Of 1761 healthy cows slaughtered in the culling programme, eight tested
positive for BSE. Six of these were also picked up by the veterinary office
using other tests.
- Eight infected cows out of 1761 gives
a rate of "silent" infection of 4.5 per thousand animals--more
than 100 times Switzerland's 1997 rate of clinical BSE.
- The Swiss government and Prionics will
start testing the brains of 3000 randomly selected cattle at more than
20 slaughterhouses later this year, to see if the same rate of infection
holds for herds in which BSE has not yet been recorded. Two abattoirs say
they will screen all slaughtered cattle.
- Epidemiological data suggest that a similar
pattern may emerge. If so, says Bruno Oesch, head of Prionics, "then
1800 subclinical cases may have ended up on the table" in Switzerland
- No one has tested for subclinical BSE
infection in Britain. But if British herds contain more than 100 infected
animals for every one with obvious symptoms, the number of subclinical
cases in 1997 would have been around 460,000.
- The Ministry of Agriculture, Fisheries
and Food (MAFF) says that only older cows are likely to pose any risk of
infecting people. And since 1996, all British cattle older than 30 months
have been destroyed. "This removes the possibility of any animal harbouring
infectivity from entering the food chain," claims a MAFF spokesman.
- But some of the government's scientific
advisers remain worried about the risks posed by subclinical infection.

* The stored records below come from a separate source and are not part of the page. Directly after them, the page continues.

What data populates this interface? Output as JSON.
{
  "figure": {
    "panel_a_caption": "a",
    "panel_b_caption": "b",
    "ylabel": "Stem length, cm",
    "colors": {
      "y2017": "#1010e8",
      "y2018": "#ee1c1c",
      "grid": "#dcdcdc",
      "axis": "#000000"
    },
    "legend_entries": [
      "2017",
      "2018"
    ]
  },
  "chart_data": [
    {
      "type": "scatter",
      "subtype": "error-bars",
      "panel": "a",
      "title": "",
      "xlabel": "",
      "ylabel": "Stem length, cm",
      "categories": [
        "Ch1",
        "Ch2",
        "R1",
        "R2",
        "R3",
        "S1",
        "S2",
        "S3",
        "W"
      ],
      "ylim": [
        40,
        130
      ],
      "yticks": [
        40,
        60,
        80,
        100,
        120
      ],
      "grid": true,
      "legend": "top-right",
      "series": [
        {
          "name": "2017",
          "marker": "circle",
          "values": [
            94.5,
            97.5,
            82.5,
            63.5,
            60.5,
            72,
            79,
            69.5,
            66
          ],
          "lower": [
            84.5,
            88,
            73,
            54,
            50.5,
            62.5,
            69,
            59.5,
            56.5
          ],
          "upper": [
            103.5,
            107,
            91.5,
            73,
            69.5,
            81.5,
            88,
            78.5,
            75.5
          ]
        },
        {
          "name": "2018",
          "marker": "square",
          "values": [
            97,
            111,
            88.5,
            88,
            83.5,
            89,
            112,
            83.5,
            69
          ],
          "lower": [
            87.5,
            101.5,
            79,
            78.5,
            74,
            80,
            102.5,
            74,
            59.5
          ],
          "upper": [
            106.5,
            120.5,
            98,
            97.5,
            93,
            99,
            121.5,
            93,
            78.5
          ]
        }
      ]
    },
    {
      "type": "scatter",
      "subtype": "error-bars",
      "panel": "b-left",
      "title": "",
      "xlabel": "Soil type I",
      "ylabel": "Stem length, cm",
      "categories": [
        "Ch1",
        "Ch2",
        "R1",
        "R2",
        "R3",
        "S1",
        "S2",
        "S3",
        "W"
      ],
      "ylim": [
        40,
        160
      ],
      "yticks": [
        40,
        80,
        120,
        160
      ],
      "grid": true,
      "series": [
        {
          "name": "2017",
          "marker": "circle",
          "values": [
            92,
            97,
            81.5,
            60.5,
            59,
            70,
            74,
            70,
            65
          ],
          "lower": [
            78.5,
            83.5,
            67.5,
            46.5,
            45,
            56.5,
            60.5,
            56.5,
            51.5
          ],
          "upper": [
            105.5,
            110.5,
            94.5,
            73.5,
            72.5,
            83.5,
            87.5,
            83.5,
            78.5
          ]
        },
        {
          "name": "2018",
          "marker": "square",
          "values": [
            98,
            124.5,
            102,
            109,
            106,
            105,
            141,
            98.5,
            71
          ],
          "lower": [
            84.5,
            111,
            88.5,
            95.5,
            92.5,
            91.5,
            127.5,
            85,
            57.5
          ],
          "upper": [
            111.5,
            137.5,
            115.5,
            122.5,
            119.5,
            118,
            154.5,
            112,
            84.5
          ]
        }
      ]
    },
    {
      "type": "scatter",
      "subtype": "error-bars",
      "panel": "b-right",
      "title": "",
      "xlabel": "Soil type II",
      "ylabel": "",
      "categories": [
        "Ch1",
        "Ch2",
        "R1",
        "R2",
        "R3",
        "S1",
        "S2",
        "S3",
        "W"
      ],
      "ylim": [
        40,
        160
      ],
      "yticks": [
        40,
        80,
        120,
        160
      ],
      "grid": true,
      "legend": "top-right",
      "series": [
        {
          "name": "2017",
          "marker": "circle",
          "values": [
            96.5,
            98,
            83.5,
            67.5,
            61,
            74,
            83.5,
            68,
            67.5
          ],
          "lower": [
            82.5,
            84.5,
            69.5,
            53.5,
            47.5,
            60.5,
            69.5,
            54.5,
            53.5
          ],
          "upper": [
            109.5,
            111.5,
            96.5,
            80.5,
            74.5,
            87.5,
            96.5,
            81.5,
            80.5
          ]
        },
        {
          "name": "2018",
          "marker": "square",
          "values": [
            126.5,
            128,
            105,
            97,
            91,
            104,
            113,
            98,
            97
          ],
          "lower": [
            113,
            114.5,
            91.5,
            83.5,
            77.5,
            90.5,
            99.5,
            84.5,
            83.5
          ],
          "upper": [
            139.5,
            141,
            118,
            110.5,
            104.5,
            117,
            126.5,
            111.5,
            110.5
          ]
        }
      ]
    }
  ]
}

John Collinge of Imperial College London, a member of the Spongiform Encephalopathy
Advisory Committee, last week told the official BSE Inquiry of his fears
that some cows may be carrying a silent infection that could be even more
dangerous to people than overt BSE: "It may be that there is rather
more infectivity in muscle or other tissues in those animals and that is
why they do not have a brain disease."
- Collinge has tried to get MAFF to look
for subclinical infection using sensitive tests like the one developed
by Prionics, but with no success. "I have raised that several times,"
he told the inquiry.
- MAFF is now considering plans to study
subclinical BSE, but could provide no details.